What made you decide to focus much of your work on brain cancers, and what are some of the challenges of this research?
This was a decision I made not too long after I started my lab at Sloan Kettering. I realized then that studies of the tumor microenvironment in the brain specifically were very limited compared to other organ sites that many people in that field were working on, such as the breast, for example. Brain tumors are particularly challenging from a therapeutic perspective. Survival rates for many brain tumors are measured in a matter of months, not even years. So we thought this was a challenge we wanted to take on—to really try and understand many of the unique features of the brain tumor microenvironment. There are many cells within the brain that you don’t find elsewhere in the body, and how they interact with, and potentially influence, the outcome of cancer cells in the brain, is something that we really wanted to delve deeply into. We see this as an opportunity to make an impact and learn something that was never known before.
One big challenge is the presence of the blood–brain barrier. This exists to protect the brain—it’s extremely important of course, but it makes [cancer treatment] challenging because the vast majority of therapies that are available don’t cross the blood-brain barrier. This means that you have to be very creative in designing strategies to help therapeutic molecules to cross over into the brain to have their effect. There are many people working on this, from medicinal chemists to cell biologists, so I hope that as a community we can make some meaningful advances in the coming years.

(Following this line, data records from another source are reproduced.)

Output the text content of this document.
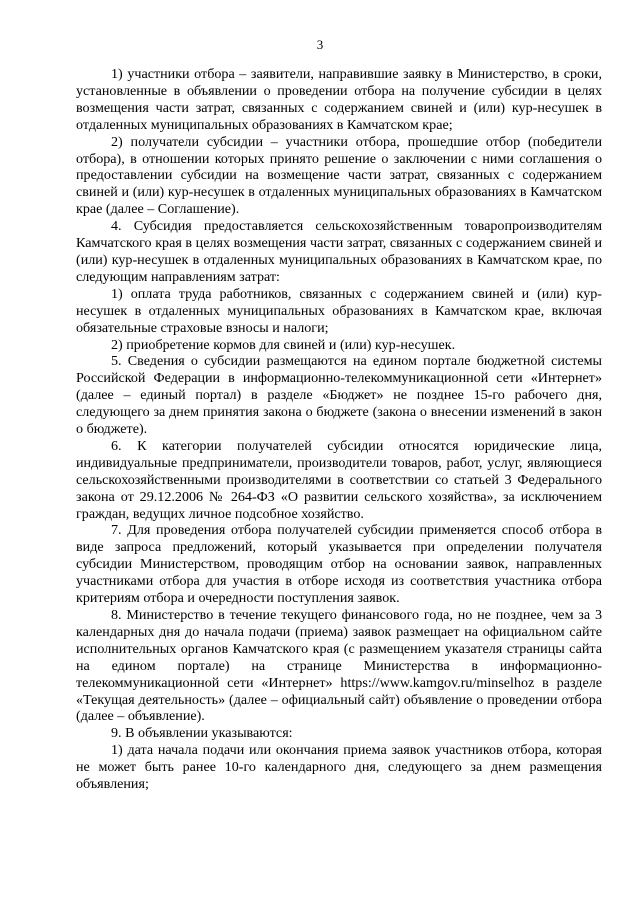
3

1) участники отбора – заявители, направившие заявку в Министерство, в сроки, установленные в объявлении о проведении отбора на получение субсидии в целях возмещения части затрат, связанных с содержанием свиней и (или) кур-несушек в отдаленных муниципальных образованиях в Камчатском крае;

2) получатели субсидии – участники отбора, прошедшие отбор (победители отбора), в отношении которых принято решение о заключении с ними соглашения о предоставлении субсидии на возмещение части затрат, связанных с содержанием свиней и (или) кур-несушек в отдаленных муниципальных образованиях в Камчатском крае (далее – Соглашение).

4. Субсидия предоставляется сельскохозяйственным товаропроизводителям Камчатского края в целях возмещения части затрат, связанных с содержанием свиней и (или) кур-несушек в отдаленных муниципальных образованиях в Камчатском крае, по следующим направлениям затрат:

1) оплата труда работников, связанных с содержанием свиней и (или) кур-несушек в отдаленных муниципальных образованиях в Камчатском крае, включая обязательные страховые взносы и налоги;

2) приобретение кормов для свиней и (или) кур-несушек.

5. Сведения о субсидии размещаются на едином портале бюджетной системы Российской Федерации в информационно-телекоммуникационной сети «Интернет» (далее – единый портал) в разделе «Бюджет» не позднее 15-го рабочего дня, следующего за днем принятия закона о бюджете (закона о внесении изменений в закон о бюджете).

6. К категории получателей субсидии относятся юридические лица, индивидуальные предприниматели, производители товаров, работ, услуг, являющиеся сельскохозяйственными производителями в соответствии со статьей 3 Федерального закона от 29.12.2006 № 264-ФЗ «О развитии сельского хозяйства», за исключением граждан, ведущих личное подсобное хозяйство.

7. Для проведения отбора получателей субсидии применяется способ отбора в виде запроса предложений, который указывается при определении получателя субсидии Министерством, проводящим отбор на основании заявок, направленных участниками отбора для участия в отборе исходя из соответствия участника отбора критериям отбора и очередности поступления заявок.

8. Министерство в течение текущего финансового года, но не позднее, чем за 3 календарных дня до начала подачи (приема) заявок размещает на официальном сайте исполнительных органов Камчатского края (с размещением указателя страницы сайта на едином портале) на странице Министерства в информационно-телекоммуникационной сети «Интернет» https://www.kamgov.ru/minselhoz в разделе «Текущая деятельность» (далее – официальный сайт) объявление о проведении отбора (далее – объявление).

9. В объявлении указываются:

1) дата начала подачи или окончания приема заявок участников отбора, которая не может быть ранее 10-го календарного дня, следующего за днем размещения объявления;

As you’ve learned more about the various roles of the tumor microenvironment, which of your findings have been most surprising?
Probably the most surprising finding was from a study that we published in 2013. We had found in animal models, and it had been well known in patient samples, that as gliomas [brain cancers] become more aggressive there are an increasing number of macrophages within those tumors. So we thought we would try and target those cells. We initially set out to try and kill macrophages within brain tumors. We got very striking effects on tumor regression, and dramatically enhanced survival of the animals. When we looked in the tumor we fully expected to see that the macrophages would be at least reduced in numbers, if not gone. But we found that there was no change in the numbers of these cells. This was totally unexpected, because in the normal brain these cells were depleted [by our targeted treatment].
That led us to think about how [the macrophages were] surviving in the context of this drug that’s supposed to kill them, and clearly did kill them in the normal brain and other tissues in the body. If they’re not being killed, how are we seeing these striking effects on tumor shrinkage and extending survival in these animals? So then that led us to look more deeply at the phenotype of these macrophages.
We found that, rather than depleting these cells, we were reeducating them. They became highly phagocytic. They were eating the tumor cells within these treated brains, and we think this contributed toward the rapid regression that we saw. That contributed to an emerging concept that has been expanded over the subsequent years in the field: that maybe depleting [tumor-associated immune cells] is not necessarily the best approach. Trying to change their phenotype, trying to redirect them back to being more similar to their normal counterparts, is a more sustainable approach in the long term, and one that we continue to actively pursue in our research on brain tumors.